Biography

Atena Kalat is a scientific project manager and staff scientist in the Therapeutic Development Branch within NCATS’ Division of Preclinical Innovation, where she manages early discovery and preclinical drug discovery projects that lead to identification of new drugs in collaboration with government agencies, academia and the private sector (e.g., pharmaceutical companies and disease foundations). Currently, she is responsible for managing antisense oligonucleotide therapeutic projects as well as rare genetic diseases and neurodegenerative diseases drug development projects. Kalat also serves as a reviewer of peer-reviewed journals and grant applications and has completed several senior management, science policy, leadership and federal acquisition training courses.

Kalat joined NIH in 2016 as a postdoctoral researcher at the Eunice Kennedy Shriver National Institute of Child Health and Human Development. In 2018, she joined NCATS, where she has gained experience in preclinical research and drug development in neurodegenerative and genetic rare diseases. She collaborates on projects with academia and the private sector throughout the translational science landscape.
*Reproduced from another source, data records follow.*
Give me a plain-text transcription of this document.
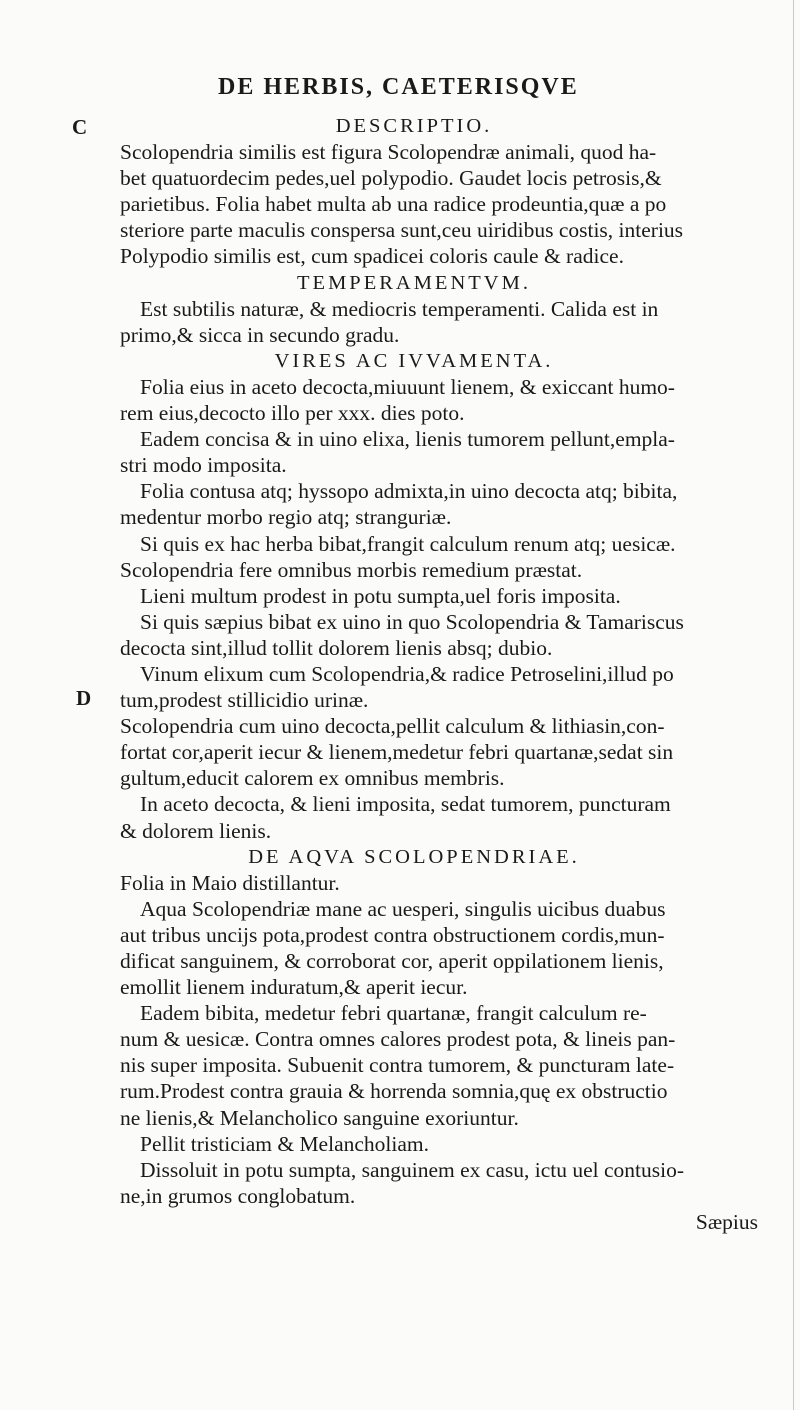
DE HERBIS, CAETERISQVE
C
D
DESCRIPTIO.
Scolopendria similis est figura Scolopendræ animali, quod ha-
bet quatuordecim pedes,uel polypodio. Gaudet locis petrosis,&
parietibus. Folia habet multa ab una radice prodeuntia,quæ a po
steriore parte maculis conspersa sunt,ceu uiridibus costis, interius
Polypodio similis est, cum spadicei coloris caule & radice.
TEMPERAMENTVM.
Est subtilis naturæ, & mediocris temperamenti. Calida est in
primo,& sicca in secundo gradu.
VIRES AC IVVAMENTA.
Folia eius in aceto decocta,miuuunt lienem, & exiccant humo-
rem eius,decocto illo per xxx. dies poto.
Eadem concisa & in uino elixa, lienis tumorem pellunt,empla-
stri modo imposita.
Folia contusa atq; hyssopo admixta,in uino decocta atq; bibita,
medentur morbo regio atq; stranguriæ.
Si quis ex hac herba bibat,frangit calculum renum atq; uesicæ.
Scolopendria fere omnibus morbis remedium præstat.
Lieni multum prodest in potu sumpta,uel foris imposita.
Si quis sæpius bibat ex uino in quo Scolopendria & Tamariscus
decocta sint,illud tollit dolorem lienis absq; dubio.
Vinum elixum cum Scolopendria,& radice Petroselini,illud po
tum,prodest stillicidio urinæ.
Scolopendria cum uino decocta,pellit calculum & lithiasin,con-
fortat cor,aperit iecur & lienem,medetur febri quartanæ,sedat sin
gultum,educit calorem ex omnibus membris.
In aceto decocta, & lieni imposita, sedat tumorem, puncturam
& dolorem lienis.
DE AQVA SCOLOPENDRIAE.
Folia in Maio distillantur.
Aqua Scolopendriæ mane ac uesperi, singulis uicibus duabus
aut tribus uncijs pota,prodest contra obstructionem cordis,mun-
dificat sanguinem, & corroborat cor, aperit oppilationem lienis,
emollit lienem induratum,& aperit iecur.
Eadem bibita, medetur febri quartanæ, frangit calculum re-
num & uesicæ. Contra omnes calores prodest pota, & lineis pan-
nis super imposita. Subuenit contra tumorem, & puncturam late-
rum.Prodest contra grauia & horrenda somnia,quę ex obstructio
ne lienis,& Melancholico sanguine exoriuntur.
Pellit tristiciam & Melancholiam.
Dissoluit in potu sumpta, sanguinem ex casu, ictu uel contusio-
ne,in grumos conglobatum.
Sæpius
Kalat received her doctorate in molecular cell biology and neuroscience from the University of Tokyo, where she was mentored by Japanese Nobel prize nominee Nobutaka Hirokawa, M.D., Ph.D., During her doctoral and postdoctoral fellowship in Tokyo, she studied intracellular transport, molecular mechanism and the dynamics of kinesin superfamily proteins in neurons and non-neuronal cells. Kalat recently was selected and recognized as an Asia 21 Young Leader — based in the U.S. — by the Asia Society’s Asia 21 Young Leaders program.

Research Topics/Professional Interests

Kalat’s research interests are in managing and initiating collaboration for early discovery and preclinical therapeutic development projects for rare genetic diseases and neurodegenerative diseases. She currently collaborates on antisense oligonucleotide therapeutic projects, rare genetic diseases (e.g., congenital disorders of deglycosylation and glycosylation, Alagille syndrome, lysosomal storage disorders) and opioid-related projects in partnership with biopharmaceutical companies, academia and disease foundations and continues to explore new technologies. Kalat has been volunteering for more than a decade for several children’s charities in the U.S. and internationally.